Cada foto é uma imagem da morte.

Roland Barthes

O livro A Garota das Laranjas, escrito por Jostein Gaarder, o mesmo autor de O Mundo de Sofia, conta a história de um garoto de 15 anos, chamado Georg RØed, cujo pai morreu há onze anos, e que, após todos esses anos, se depara com uma carta, escrita pelo pai especialmente para ele.

A história é narrada em primeira pessoa e apresenta dois narradores: o próprio Georg, que se propõe a escrever o livro, e seu pai, Jan Olav, que, através da carta, participa ativamente da narrativa e dialoga constantemente com o filho. Na edição em análise, a escrita em itálico é utilizada para diferenciar a narração de Georg em relação à de Jan Olav. Na carta, enquanto conta a história da garota das laranjas, o pai vai fazendo questionamentos ao filho que, de uma forma ou de outra, ajudam-no a construir sua identidade, sua narrativa pessoal e, ao mesmo tempo, faz com que se aproxime do pai, criando laços de amizade até então inimagináveis.

Logo nos primeiros parágrafos, podemos inferir a intenção do autor que, ao utilizar verbos no pretérito perfeito (morreu, foi, aconteceu), no pretérito imperfeito (havia, esperava, estávamos) e também no presente (estamos, são, vai, sei, lembro) e no gerúndio (escrevendo, contemplando), procura a aproximação, o encontro, do passado com o presente, de forma real e contínua. Afinal, o que somos hoje é fruto do nosso passado. Para que outras pessoas nos conheçam, é necessário contar nossa história, ou seja, olhar para o passado e mostrar como fomos construindo e aprendendo com as experiências e, dessa forma, atingir a maturidade, que somente com o tempo é possível alcançar.

Além disso, através desses recursos lexicais e outros dos quais falarei adiante, o autor também nos faz refletir sobre algo que permeia a vida de todos e que está intrinsecamente ligado à experiência humana: a morte. A morte é uma das poucas certezas, senão a única, da nossa trajetória no mundo. Estamos constantemente diante desta inexorável certeza. Todavia, o autor não quer com isso nos causar tristeza ou melancolia; pelo contrário, pois, ao pensar na morte e lembrar dos que se foram, eles vivem em nós. A brevidade da vida nos faz valorizá-la, de modo a buscar, incessantemente, um sentido, um objetivo para direcionar nossas ações e, quem sabe, sermos lembrados quando nos formos e, assim, vivermos para sempre.

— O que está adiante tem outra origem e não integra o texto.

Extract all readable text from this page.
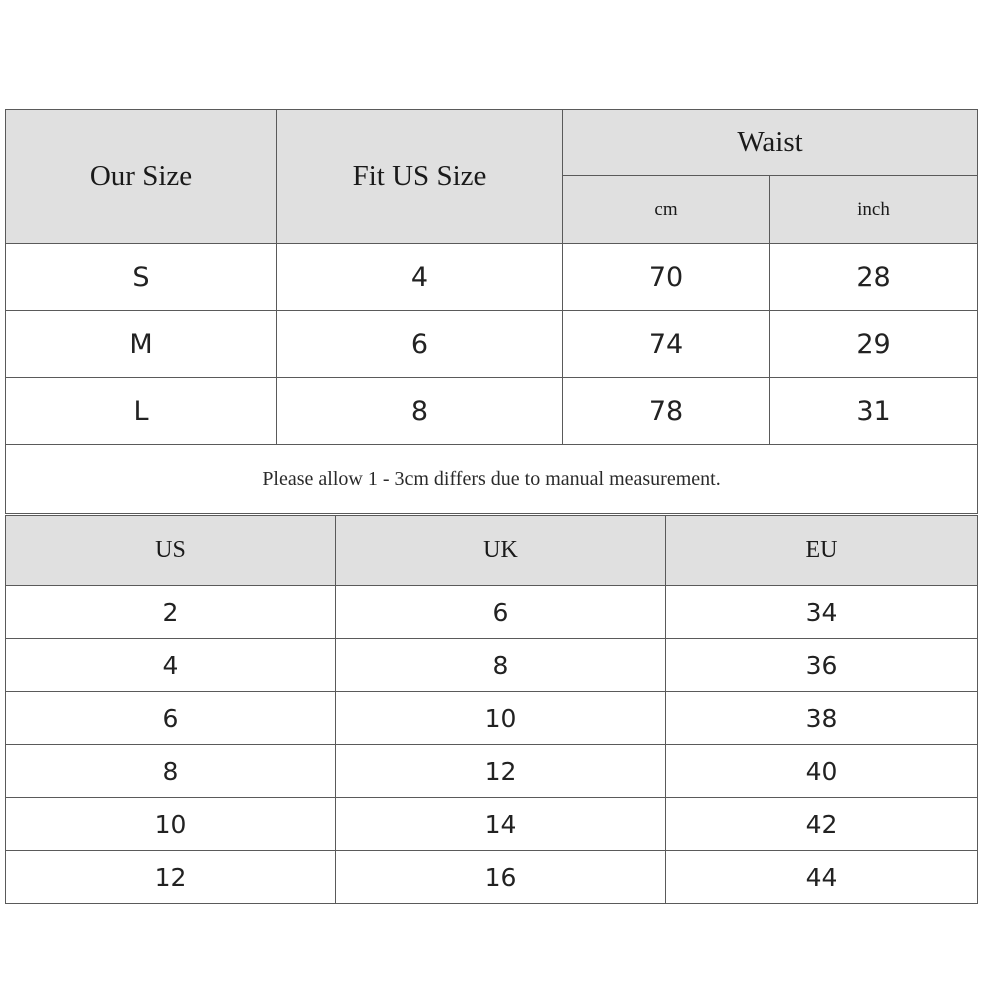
Our Size	Fit US Size	Waist	
		cm	inch
S	4	70	28
M	6	74	29
L	8	78	31
Please allow 1 - 3cm differs due to manual measurement.			
US	UK	EU
2	6	34
4	8	36
6	10	38
8	12	40
10	14	42
12	16	44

O flerte com a morte, que inicialmente sempre nos causa tristeza e estranhamento, muitas vezes, ocorre pelo contato com fotografias e/ou vídeos que retratam nossos finados queridos. Gaarder utiliza-se deste recurso quando Georg, ao ver as fotografias e vídeos do pai, acha esquisito e sinistro guardar tantos retratos de uma pessoa que já deixou de viver, e pensa que deviam proibir os vídeos de gente que não existe mais, não achando certo ficar espreitando os mortos. No entanto, mais adiante, ao tentar lembrar do pai, Georg escreve que todas as suas recordações pareciam provir dos vídeos e do álbum de retratos.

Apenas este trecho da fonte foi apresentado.